Members of the grassroots, Oakland-based publication POOR Magazine embarked on an “UnTour” of Seattle March 24 through 26, including a writing workshop with Real Change vendors. The magazine also held a book talk at Left Bank Books, a poetry workshop with Nickelsville residents and a walking tour alongside Lake Washington in Leschi.
According to Lisa “Tiny” Gray Garcia, co-editor and co-founder of POOR Magazine, the media organization is run by and for poor and unhoused Indigenous, Black and Brown people.
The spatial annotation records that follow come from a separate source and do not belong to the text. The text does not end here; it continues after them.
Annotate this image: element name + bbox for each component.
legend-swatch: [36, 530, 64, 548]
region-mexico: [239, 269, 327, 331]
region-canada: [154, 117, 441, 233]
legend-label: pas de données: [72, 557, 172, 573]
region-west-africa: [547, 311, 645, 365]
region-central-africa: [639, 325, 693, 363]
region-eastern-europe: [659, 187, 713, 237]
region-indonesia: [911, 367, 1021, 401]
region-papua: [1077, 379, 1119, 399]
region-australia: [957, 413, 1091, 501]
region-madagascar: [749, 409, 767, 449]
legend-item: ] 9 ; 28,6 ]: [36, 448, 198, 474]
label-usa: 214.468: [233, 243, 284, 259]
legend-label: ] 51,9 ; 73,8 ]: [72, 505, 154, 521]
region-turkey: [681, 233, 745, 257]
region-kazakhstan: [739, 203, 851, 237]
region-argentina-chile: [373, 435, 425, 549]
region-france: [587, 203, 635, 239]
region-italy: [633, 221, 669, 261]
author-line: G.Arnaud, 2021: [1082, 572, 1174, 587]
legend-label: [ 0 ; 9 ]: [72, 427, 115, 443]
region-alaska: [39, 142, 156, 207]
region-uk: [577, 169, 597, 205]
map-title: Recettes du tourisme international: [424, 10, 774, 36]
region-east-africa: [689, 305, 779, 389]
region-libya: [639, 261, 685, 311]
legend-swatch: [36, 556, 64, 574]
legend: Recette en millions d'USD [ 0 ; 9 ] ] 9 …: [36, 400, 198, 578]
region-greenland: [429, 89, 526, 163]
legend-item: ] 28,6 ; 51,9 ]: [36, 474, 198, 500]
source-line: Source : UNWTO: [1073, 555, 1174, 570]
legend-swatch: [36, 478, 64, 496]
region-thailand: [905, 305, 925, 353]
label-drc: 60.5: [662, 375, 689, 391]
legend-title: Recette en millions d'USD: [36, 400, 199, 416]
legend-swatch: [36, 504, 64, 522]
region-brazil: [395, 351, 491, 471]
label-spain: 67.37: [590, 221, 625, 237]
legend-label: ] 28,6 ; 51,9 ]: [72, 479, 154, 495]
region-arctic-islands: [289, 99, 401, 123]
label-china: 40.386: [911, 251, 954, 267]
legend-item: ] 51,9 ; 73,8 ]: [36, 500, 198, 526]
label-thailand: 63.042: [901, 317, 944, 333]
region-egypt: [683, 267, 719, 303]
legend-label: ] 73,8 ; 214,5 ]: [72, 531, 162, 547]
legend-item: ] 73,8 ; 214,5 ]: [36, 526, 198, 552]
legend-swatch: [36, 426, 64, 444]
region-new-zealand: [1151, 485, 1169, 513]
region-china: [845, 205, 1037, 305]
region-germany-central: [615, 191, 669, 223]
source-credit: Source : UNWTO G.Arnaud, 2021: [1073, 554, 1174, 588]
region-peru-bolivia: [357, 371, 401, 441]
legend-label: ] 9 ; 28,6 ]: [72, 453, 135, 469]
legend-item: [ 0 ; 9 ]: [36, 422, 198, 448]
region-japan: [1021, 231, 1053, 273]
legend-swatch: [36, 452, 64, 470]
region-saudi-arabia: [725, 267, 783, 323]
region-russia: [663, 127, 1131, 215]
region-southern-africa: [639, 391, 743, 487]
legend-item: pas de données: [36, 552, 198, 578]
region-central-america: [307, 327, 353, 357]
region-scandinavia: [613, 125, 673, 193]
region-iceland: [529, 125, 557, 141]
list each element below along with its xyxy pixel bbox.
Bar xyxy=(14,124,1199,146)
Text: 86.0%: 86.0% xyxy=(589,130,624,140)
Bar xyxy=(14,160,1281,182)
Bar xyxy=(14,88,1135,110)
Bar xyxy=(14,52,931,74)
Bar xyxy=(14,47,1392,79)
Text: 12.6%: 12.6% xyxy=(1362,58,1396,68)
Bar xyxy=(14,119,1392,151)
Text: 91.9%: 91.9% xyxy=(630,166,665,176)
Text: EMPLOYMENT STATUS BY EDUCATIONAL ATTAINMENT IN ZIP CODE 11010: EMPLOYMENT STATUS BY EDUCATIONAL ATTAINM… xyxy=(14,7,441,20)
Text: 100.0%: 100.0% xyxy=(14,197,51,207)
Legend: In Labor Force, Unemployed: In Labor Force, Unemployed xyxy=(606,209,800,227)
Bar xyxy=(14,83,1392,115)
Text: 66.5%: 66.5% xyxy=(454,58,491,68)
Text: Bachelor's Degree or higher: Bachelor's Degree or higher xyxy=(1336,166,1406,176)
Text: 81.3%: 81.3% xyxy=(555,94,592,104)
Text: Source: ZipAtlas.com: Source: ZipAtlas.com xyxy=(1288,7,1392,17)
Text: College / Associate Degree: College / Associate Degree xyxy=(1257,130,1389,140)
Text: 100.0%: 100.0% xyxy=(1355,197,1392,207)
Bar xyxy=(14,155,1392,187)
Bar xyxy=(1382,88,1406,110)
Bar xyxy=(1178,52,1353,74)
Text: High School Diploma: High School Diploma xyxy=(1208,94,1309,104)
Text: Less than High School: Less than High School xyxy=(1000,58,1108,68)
In addition to producing print media, the organization has branched out to radio, online and social media content as well.
POOR Magazine also started a housing cooperative called “Homefulness” that gave a permanent home to 14 formerly unhoused families. A second site is in development.
Tiny said that Seattle community members were very receptive to the UnTour’s programming and that there were lots of fruitful discussions. One of the philosophies that Tiny presented was about poverty scholarship, a theory published by POOR Magazine that postulates that lived experience of struggle is a form of knowledge.
Tiny said that Seattle had similar violent anti-homeless policies as other parts of the country.
“Seattle … is as brutal and horrible as all these settler towns,” Tiny said.
When the UnTour was about to kick off its welcoming ceremony at Pioneer Square Park on the morning of March 24, Tiny said that the group had to pause its activities to watch three cops engaged in a sweep of an unhoused woman. The heavy police presence stood in contrast to policies in Oakland, where most sweeps are handled by the Department of Public Works.
“What was surprising to me — that was a little different — is the cop presence at that sweep of that one little lady,” Tiny said. “Like, what is she gonna do?”
Tiny said that the organization was looking to collaborate with groups in the Pacific Northwest to establish a third Homefulness site with the aid of wealthier folks who are willing to donate to make the project happen. In spite of all the difficult realities poor people can face, Tiny is hopeful about future possibilities.
“Class hate is intense, but the ancestors are definitely speaking,” Tiny said. “I did a lot of prayer in that occupied Salish– Chief Seattle area. I feel like the ancestors are definitely calling us in.”